И время как будто потекло вспять. Здесь были яркие цветные карточки, на которых мой отец и Пэт открывают рождественские подарки, Пэт катается на своем «Колокольчике» с еще не снятыми стабилизаторами, Пэт с ослепительно белыми волосами, только-только начинающий ходить, Пэт — спящий младенец на руках улыбающегося дедушки.

Было множество других фотографий — с выцветающими красками: мои родители со мной и с Джиной в день нашей свадьбы, я — самодовольно ухмыляющийся подросток с отцом — крепким мужчиной лет пятидесяти, оба положили друг другу руки на плечи, мы стоим в нашем садике за домом, отец гордится мной и своим садом. И еще более ранние фотографии, где я — бестолковый десятилетний мальчуган с родителями, еще молодыми, на свадьбе одного из моих многочисленных двоюродных братьев.

И дальше, к первым воспоминаниям и вовсе незапамятным временам. На черно-белом снимке я коротко остриженный ребенок с папой и лошадьми на Солсбери-Плейн, еще одна черно-белая фотография, где мой отец, смеясь, поднимает меня на руки на каком-то открытом всем ветрам пляже, и, наконец, фотографии в серых тонах: мои родители в день своей свадьбы и отец в военной форме.

Его детских снимков я никогда не видел просто потому, что он был из бедной семьи, у них не было фотоаппарата, но ощущение складывалось такое, что его жизнь началась только вместе с нашей маленькой семейкой.

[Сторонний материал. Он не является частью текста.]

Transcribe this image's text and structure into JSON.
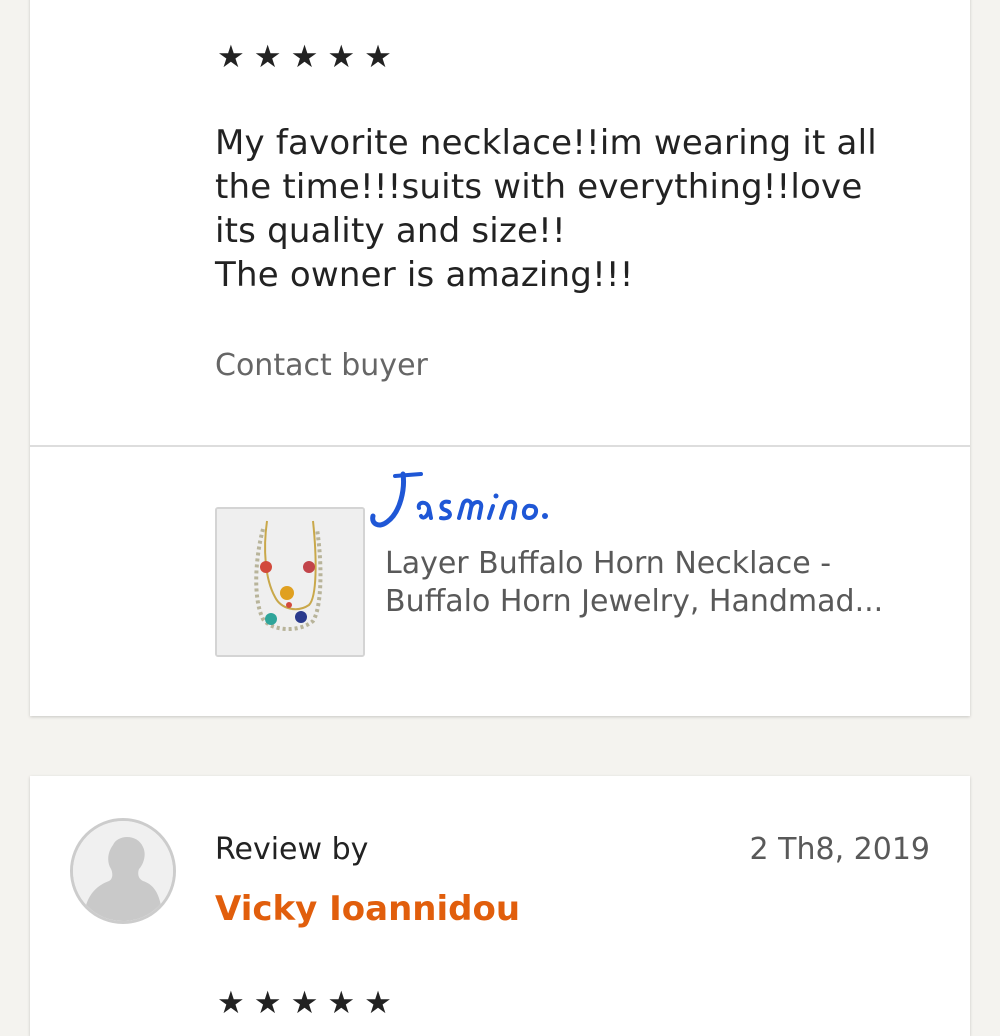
{
  "review_1": {
    "rating": 5,
    "stars": "★★★★★",
    "text_lines": [
      "My favorite necklace!!im wearing it all",
      "the time!!!suits with everything!!love",
      "its quality and size!!",
      "The owner is amazing!!!"
    ],
    "contact_label": "Contact buyer",
    "product": {
      "brand_signature": "Jasmino",
      "title_lines": [
        "Layer Buffalo Horn Necklace -",
        "Buffalo Horn Jewelry, Handmad..."
      ],
      "brand_color": "#1f57d6"
    }
  },
  "review_2": {
    "label": "Review by",
    "reviewer_name": "Vicky Ioannidou",
    "date": "2 Th8, 2019",
    "stars": "★★★★★",
    "name_color": "#e15e0c"
  },
  "colors": {
    "page_background": "#f4f3ef",
    "card_background": "#ffffff",
    "text": "#222222",
    "muted_text": "#666666",
    "accent": "#e15e0c"
  },
  "icons": {
    "rating": "star-icon",
    "avatar": "default-user-avatar-icon",
    "product_thumbnail": "necklace-image"
  }
}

Привезли цветы. Мы с Пэтом подошли к окну комнаты моих родителей, выходившему на улицу, и смотрели, как цветочник выгружает свой товар из фургона. Вскоре завернутые в целлофан букеты покрыли весь газон перед домом, и я вспомнил о принцессе Диане и море цветов, выплеснувшемся на черную ограду королевского дворца. Для цветочника это была просто работа, первый заказ в этот день, но казалось, что он сочувствует искренне.

Я слышал, как он сказал моей маме: «Жаль, что я не знал его».

* * *

Когда гроб прибыл в церковь, мы… рассмеялись. Это был смех отчаяния, смех, служащий плотиной для слез, которые, если начнутся, уже не остановятся, но все же это был смех.

Мы шли вслед за гробом — мама, мой сын и я. Четверо мужчин, несших гроб, внезапно остановились у входа в церковь. Хотя мы с Пэтом были по обе стороны от мамы и обнимали ее, она продолжала идти, опустив глаза. И спохватилась, только когда с силой ударилась головой о край гроба.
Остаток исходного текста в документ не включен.